Emergency economic measures for the revitalization of the Japanese economy are one of the three prongs of so-called ‘Abenomics', and JPY13.1 trillion in spending (of this, a total of JPY10.3 trillion is related to emergency economic measures) and the second biggest supplementary budget ever were approved in mid-January. Monetary policy changes include the introduction of a price stability target of 2 %, agreed upon at the end-January Monetary Policy Meeting. Together with the Government, the BoJ released a joint statement expressing resolve to ‘achieve this target at the earliest possible time.'
With the introduction of Abenomics, the JPY has been falling. The JPY has weakened from approximately USD/JPY80 to the USD/JPY90 range, and from EUR/JPY110 to more than EUR/JPY120. The JPY's weakening has caused share prices to surge. Corporate and household sentiment have also started to improve automatically. The leading DI of future economic conditions in the Economy Watchers Survey and consumer confidence rose considerably in January, to the highest level since the collapse of Lehman Brothers.
Japan's economy had been nearly on the precipice of another downturn as overseas economies slowed, but now appears to be headed toward a recovery, because of the stimulus measures under the Abe Administration. First, the supplementary budget was passed in February, and appears likely to be executed quickly in order to lay the groundwork for the Upper House election in July and the consumption tax hike. Because of this, spending will be concentrated in FY13 and is expected to help push up economic growth for the year. This is likely to offset the drop-off in spending related to earthquake reconstruction. Further, in light of Abenomics, the USD/JPY exchange rate is now expected to reflecta 10 % weakening of the JPY. This is estimated to result in an aggregate positive impact on real GDP for the year because of an improvement in net exports (an increase in exports and decrease in imports), the ripple effect triggered from a rise in exports, and a wealth effect from higher share prices. As a result, real GDP growth is anticipated to be fairly strong, at a rate of 2.2 % YoY in FY13. On the other hand, a major concern is the risk of reflationary policies being too effective and hurting confidence in Japan's policy management as a result. If this happens, market interest rates could jump and impede private sector demand. In addition, if the JPY keeps weakening, rising import costs could be a growing burden.

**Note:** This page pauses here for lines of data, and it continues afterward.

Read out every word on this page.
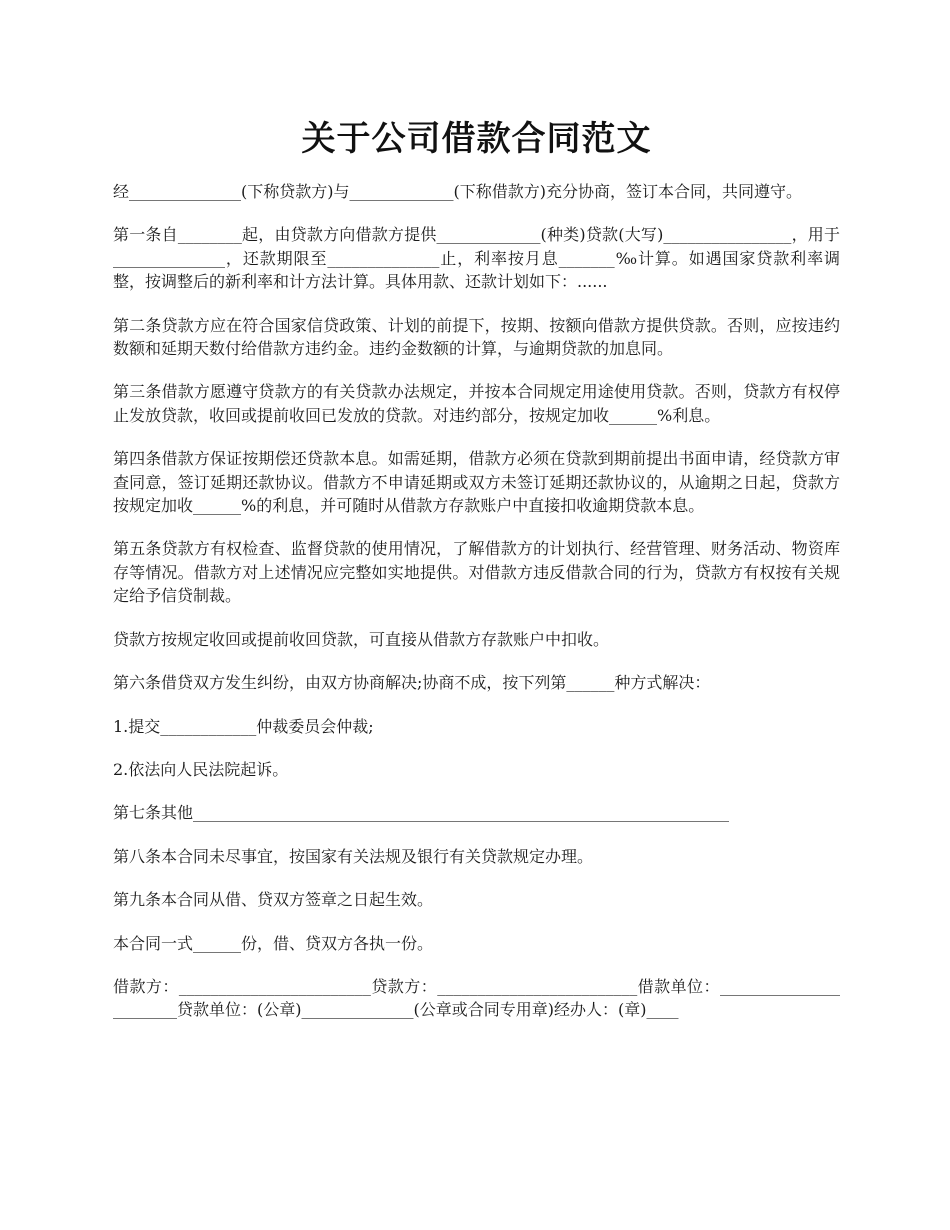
关于公司借款合同范文

经______________(下称贷款方)与_____________(下称借款方)充分协商，签订本合同，共同遵守。

第一条自________起，由贷款方向借款方提供_____________(种类)贷款(大写)________________，用于______________，还款期限至______________止，利率按月息_______‰计算。如遇国家贷款利率调整，按调整后的新利率和计方法计算。具体用款、还款计划如下：......

第二条贷款方应在符合国家信贷政策、计划的前提下，按期、按额向借款方提供贷款。否则，应按违约数额和延期天数付给借款方违约金。违约金数额的计算，与逾期贷款的加息同。

第三条借款方愿遵守贷款方的有关贷款办法规定，并按本合同规定用途使用贷款。否则，贷款方有权停止发放贷款，收回或提前收回已发放的贷款。对违约部分，按规定加收______%利息。

第四条借款方保证按期偿还贷款本息。如需延期，借款方必须在贷款到期前提出书面申请，经贷款方审查同意，签订延期还款协议。借款方不申请延期或双方未签订延期还款协议的，从逾期之日起，贷款方按规定加收______%的利息，并可随时从借款方存款账户中直接扣收逾期贷款本息。

第五条贷款方有权检查、监督贷款的使用情况，了解借款方的计划执行、经营管理、财务活动、物资库存等情况。借款方对上述情况应完整如实地提供。对借款方违反借款合同的行为，贷款方有权按有关规定给予信贷制裁。

贷款方按规定收回或提前收回贷款，可直接从借款方存款账户中扣收。

第六条借贷双方发生纠纷，由双方协商解决;协商不成，按下列第______种方式解决：

1.提交____________仲裁委员会仲裁;

2.依法向人民法院起诉。

第七条其他___________________________________________________________________

第八条本合同未尽事宜，按国家有关法规及银行有关贷款规定办理。

第九条本合同从借、贷双方签章之日起生效。

本合同一式______份，借、贷双方各执一份。

借款方：________________________贷款方：_________________________借款单位：_______________________贷款单位：(公章)______________(公章或合同专用章)经办人：(章)____
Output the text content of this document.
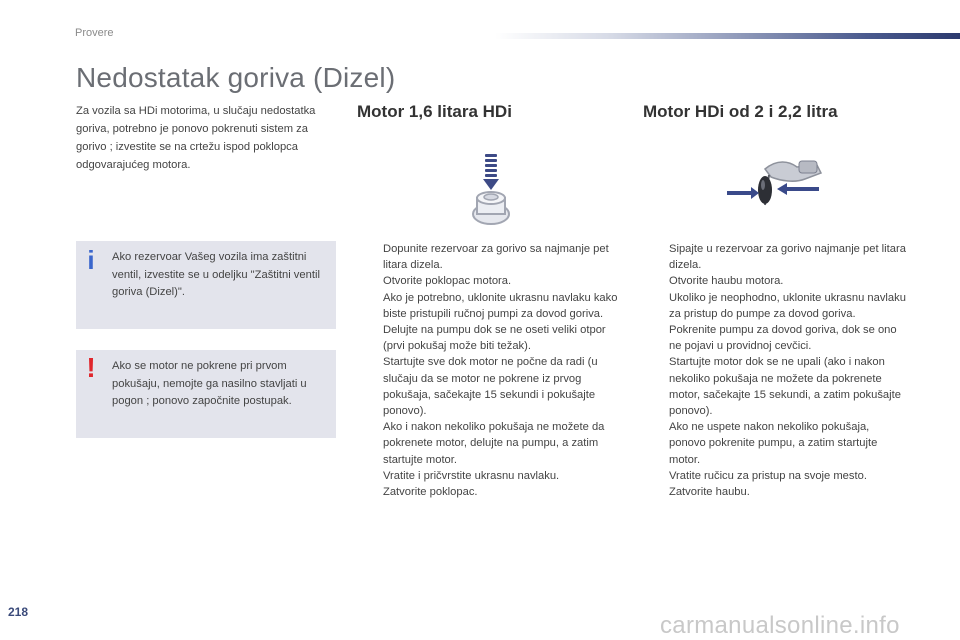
Provere
Nedostatak goriva (Dizel)
Za vozila sa HDi motorima, u slučaju nedostatka goriva, potrebno je ponovo pokrenuti sistem za gorivo ; izvestite se na crtežu ispod poklopca odgovarajućeg motora.
i	Ako rezervoar Vašeg vozila ima zaštitni ventil, izvestite se u odeljku "Zaštitni ventil goriva (Dizel)".
! Ako se motor ne pokrene pri prvom pokušaju, nemojte ga nasilno stavljati u pogon ; ponovo započnite postupak.
Motor 1,6 litara HDi	Motor HDi od 2 i 2,2 litra
Dopunite rezervoar za gorivo sa najmanje pet litara dizela.
Otvorite poklopac motora.
Ako je potrebno, uklonite ukrasnu navlaku kako biste pristupili ručnoj pumpi za dovod goriva.
Delujte na pumpu dok se ne oseti veliki otpor (prvi pokušaj može biti težak).
Startujte sve dok motor ne počne da radi (u slučaju da se motor ne pokrene iz prvog pokušaja, sačekajte 15 sekundi i pokušajte ponovo).
Ako i nakon nekoliko pokušaja ne možete da pokrenete motor, delujte na pumpu, a zatim startujte motor.
Vratite i pričvrstite ukrasnu navlaku.
Zatvorite poklopac.
Sipajte u rezervoar za gorivo najmanje pet litara dizela.
Otvorite haubu motora.
Ukoliko je neophodno, uklonite ukrasnu navlaku za pristup do pumpe za dovod goriva.
Pokrenite pumpu za dovod goriva, dok se ono ne pojavi u providnoj cevčici.
Startujte motor dok se ne upali (ako i nakon nekoliko pokušaja ne možete da pokrenete motor, sačekajte 15 sekundi, a zatim pokušajte ponovo).
Ako ne uspete nakon nekoliko pokušaja, ponovo pokrenite pumpu, a zatim startujte motor.
Vratite ručicu za pristup na svoje mesto.
Zatvorite haubu.
218	carmanualsonline.info
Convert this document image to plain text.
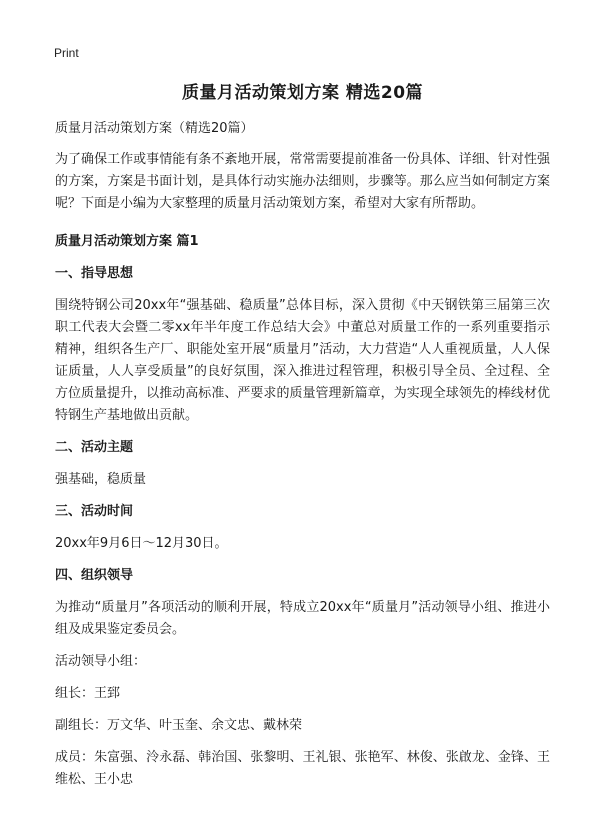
Print
质量月活动策划方案 精选20篇

质量月活动策划方案（精选20篇）

为了确保工作或事情能有条不紊地开展，常常需要提前准备一份具体、详细、针对性强的方案，方案是书面计划，是具体行动实施办法细则，步骤等。那么应当如何制定方案呢？下面是小编为大家整理的质量月活动策划方案，希望对大家有所帮助。

质量月活动策划方案 篇1

一、指导思想

围绕特钢公司20xx年“强基础、稳质量”总体目标，深入贯彻《中天钢铁第三届第三次职工代表大会暨二零xx年半年度工作总结大会》中董总对质量工作的一系列重要指示精神，组织各生产厂、职能处室开展“质量月”活动，大力营造“人人重视质量，人人保证质量，人人享受质量”的良好氛围，深入推进过程管理，积极引导全员、全过程、全方位质量提升，以推动高标准、严要求的质量管理新篇章，为实现全球领先的棒线材优特钢生产基地做出贡献。

二、活动主题

强基础，稳质量

三、活动时间

20xx年9月6日～12月30日。

四、组织领导

为推动“质量月”各项活动的顺利开展，特成立20xx年“质量月”活动领导小组、推进小组及成果鉴定委员会。

活动领导小组：

组长：王郅

副组长：万文华、叶玉奎、余文忠、戴林荣

成员：朱富强、泠永磊、韩治国、张黎明、王礼银、张艳军、林俊、张啟龙、金锋、王维松、王小忠
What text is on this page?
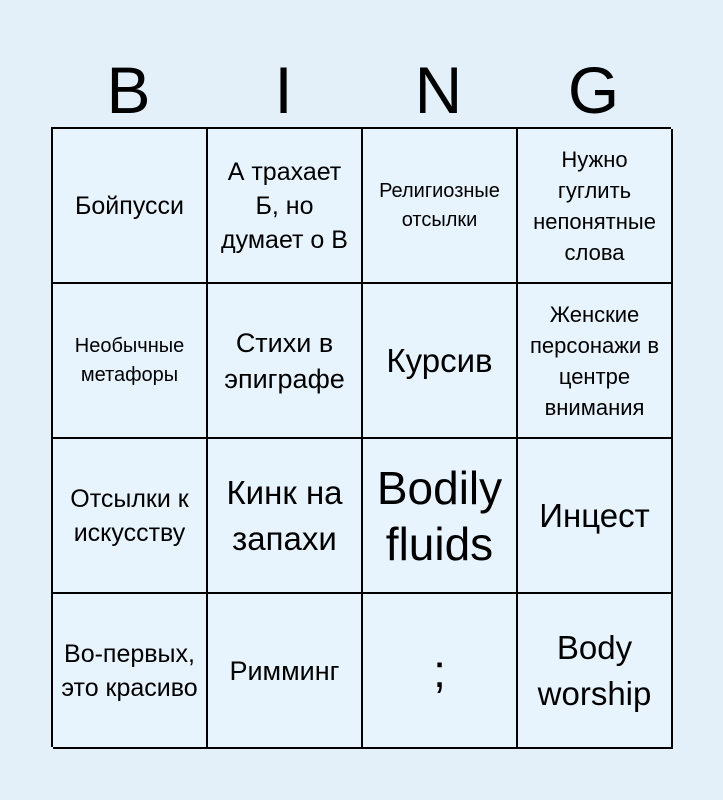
B	I	N	G
Бойпусси
А трахает Б, но думает о В
Религиозные отсылки
Нужно гуглить непонятные слова
Необычные метафоры
Стихи в эпиграфе	Курсив
Женские персонажи в центре внимания
Отсылки к искусству
Кинк на запахи
Bodily fluids
Инцест
Во-первых, это красиво
Римминг ;	Body worship
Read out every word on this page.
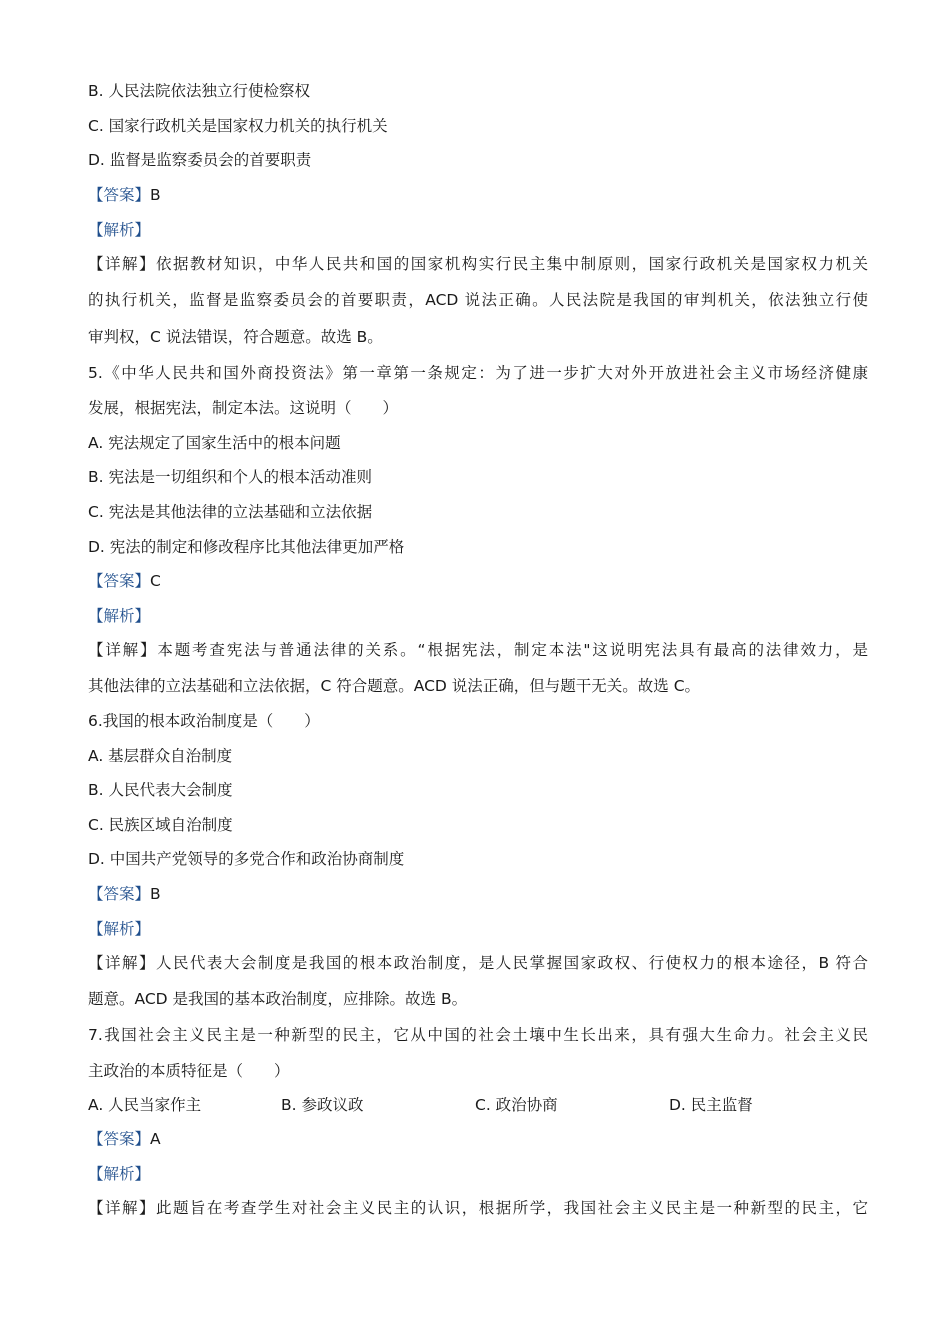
B. 人民法院依法独立行使检察权
C. 国家行政机关是国家权力机关的执行机关
D. 监督是监察委员会的首要职责
【答案】B
【解析】
【详解】依据教材知识，中华人民共和国的国家机构实行民主集中制原则，国家行政机关是国家权力机关
的执行机关，监督是监察委员会的首要职责，ACD 说法正确。人民法院是我国的审判机关，依法独立行使
审判权，C 说法错误，符合题意。故选 B。
5.《中华人民共和国外商投资法》第一章第一条规定：为了进一步扩大对外开放进社会主义市场经济健康
发展，根据宪法，制定本法。这说明（　　）
A. 宪法规定了国家生活中的根本问题
B. 宪法是一切组织和个人的根本活动准则
C. 宪法是其他法律的立法基础和立法依据
D. 宪法的制定和修改程序比其他法律更加严格
【答案】C
【解析】
【详解】本题考查宪法与普通法律的关系。“根据宪法，制定本法"这说明宪法具有最高的法律效力，是
其他法律的立法基础和立法依据，C 符合题意。ACD 说法正确，但与题干无关。故选 C。
6.我国的根本政治制度是（　　）
A. 基层群众自治制度
B. 人民代表大会制度
C. 民族区域自治制度
D. 中国共产党领导的多党合作和政治协商制度
【答案】B
【解析】
【详解】人民代表大会制度是我国的根本政治制度，是人民掌握国家政权、行使权力的根本途径，B 符合
题意。ACD 是我国的基本政治制度，应排除。故选 B。
7.我国社会主义民主是一种新型的民主，它从中国的社会土壤中生长出来，具有强大生命力。社会主义民
主政治的本质特征是（　　）
A. 人民当家作主	B. 参政议政	C. 政治协商	D. 民主监督
【答案】A
【解析】
【详解】此题旨在考查学生对社会主义民主的认识，根据所学，我国社会主义民主是一种新型的民主，它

Current Situation Corporate Sector and Outlook
Exports have been declining as overseas economies have weakened and because of the tensions with China, buthave been showing signs of bottoming recently in terms of volume. Going forward, exports are projected to keep recovering, propelled by the sudden weakening of the JPY and gaining more upward momentum as overseas economies improve. Further, production rose 2.4 % MoM in December as overseas demand stopped falling and on expectations of a recovery in domestic demand as well as inventory adjustments. Output is expected to keep rising at the same pace in January and February (by 2.6 % MoM in January and 2.3 % MoM in February, according to the manufacturers production forecast survey).
Real capital expenditures slumped by an annualized -9.9 % QoQ in Oct-Dec, the fourth straight quarter of decline. However, machinery orders (private sector, excluding the shipbuilding and power industries)-a leading indicator of capital expenditures-rose for the first time in three quarters in Oct-Dec, and are projected to rise again in Jan-Mar, however slightly. As described above, economic sentiment has improved suddenly recently. The real positive effects of a weaker JPY pushing up profits, especially for exporters, are very likely to become more apparent. Amidst these developments, capital expenditures are likely to slowly recover.